Le secrétaire général de la Ligue arabe, Amr Moussa, a indiqué samedi soir, après une rencontre avec M. Abbass, que le comité de suivi de l’organisme panarabe se réunirait d’urgence dès qu’une réponse américaine parviendrait aux Palestiniens. La proposition américaine, prévoyant la livraison par Washington de 20 avions de combat supplémentaires à Israël, est destinée à préserver les négociations directes. La semaine dernière, l’émissaire américain, David Hale, a fait part au président Abbass, pour la première fois officiellement, d’une série d’idées et de propositions américaines pour relancer le processus de paix. Mais M. Abbass a répété dimanche que les Palestiniens n’avaient « rien à faire » avec l’offre américaine aux Israéliens. « Nous avons dit aux Américains que nous n’avions rien à faire avec leur marché. Nous refusons le fait de lier ces marchés à la reprise des négociations », a-t-il dit.
Intransigeance sur Jérusalem-Est
Côté israélien, lors d’un entretien le 11 novembre avec la secrétaire d’Etat Hillary Clinton, le premier ministre israélien Benyamin Netanyahu avait accepté d’envisager un nouveau moratoire de 90 jours sur les constructions dans les colonies juives de Cisjordanie contre une généreuse enveloppe de mesures de soutien sécuritaires et diplomatiques. Mais plus tard, le bureau de M. Netanyahu a indiqué que l’éventuel nouveau moratoire ne devait pas concerner Jérusalem-Est. Netanyahu a en outre affirmé dimanche qu’il n’avait toujours pas reçu d’engagements écrits américains lui permettant de faire voter un gel de trois mois de la colonisation en Cisjordanie par son cabinet, selon un communiqué. « Si nous obtenons ces conclusions écrites, nous les présenterons au cabinet et je suis certain que les membres du cabinet les approuveront car ils sont positifs pour l’Etat d’Israël », a déclaré M. Netanyahu. Il a également souligné que les ententes verbales avec les Américains ne prévoyaient pas de fixer une échéance de trois mois — le temps d’un nouveau moratoire — aux discussions sur le tracé des futures frontières de l’Etat palestinien. « Il n’y a aucune demande en ce sens et aucun engagement. Il n’y a aura pas de discussions séparées sur les frontières mais (uniquement) sur l’ensemble des questions essentielles ».

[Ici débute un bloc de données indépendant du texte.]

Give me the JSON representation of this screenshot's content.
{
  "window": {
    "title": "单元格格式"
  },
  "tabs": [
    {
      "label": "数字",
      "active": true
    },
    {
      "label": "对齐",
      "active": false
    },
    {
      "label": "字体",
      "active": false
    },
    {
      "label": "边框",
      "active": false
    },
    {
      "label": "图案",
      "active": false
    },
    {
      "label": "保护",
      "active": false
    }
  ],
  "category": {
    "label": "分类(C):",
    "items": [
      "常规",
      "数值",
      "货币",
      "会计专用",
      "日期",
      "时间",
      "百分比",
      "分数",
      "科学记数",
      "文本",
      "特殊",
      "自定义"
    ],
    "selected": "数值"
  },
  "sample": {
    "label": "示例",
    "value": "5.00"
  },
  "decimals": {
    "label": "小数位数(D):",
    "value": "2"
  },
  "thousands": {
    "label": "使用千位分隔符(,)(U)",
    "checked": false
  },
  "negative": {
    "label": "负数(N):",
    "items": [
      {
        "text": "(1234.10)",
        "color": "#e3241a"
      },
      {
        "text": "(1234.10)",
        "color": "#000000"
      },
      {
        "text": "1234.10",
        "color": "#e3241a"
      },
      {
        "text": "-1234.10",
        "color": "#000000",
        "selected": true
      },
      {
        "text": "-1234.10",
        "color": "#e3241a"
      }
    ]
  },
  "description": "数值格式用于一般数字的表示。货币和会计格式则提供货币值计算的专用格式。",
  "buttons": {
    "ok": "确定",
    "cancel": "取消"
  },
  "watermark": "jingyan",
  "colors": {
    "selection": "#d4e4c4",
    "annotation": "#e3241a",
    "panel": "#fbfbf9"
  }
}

Mais, quand bien même les intentions du premier ministre israéliens seraient bonnes — ce qui n’est certainement pas garanti —, M. Netanyahu ne disposerait pas pour le moment d’une majorité au sein de son cabinet pour faire adopter un gel de la colonisation.
Le parti ultra-orthodoxe Shass est en position d’arbitre. Ses deux ministres exigent que Washington s’engage par écrit à ce que le nouveau gel ne concerne pas Jérusalem-Est, à ne pas renouveler le moratoire et à permettre ensuite le lancement de milliers d’appels d’offres pour la construction de logements dans les implantations de Cisjordanie. Si telles sont les garanties américaines, une reprise des négociations n’aura absolument aucun sens. D’ores et déjà, M. Netanyahu a rejeté tout moratoire pour Jérusalem-Est. Le blocage est donc susceptible de se poursuivre encore longtemps.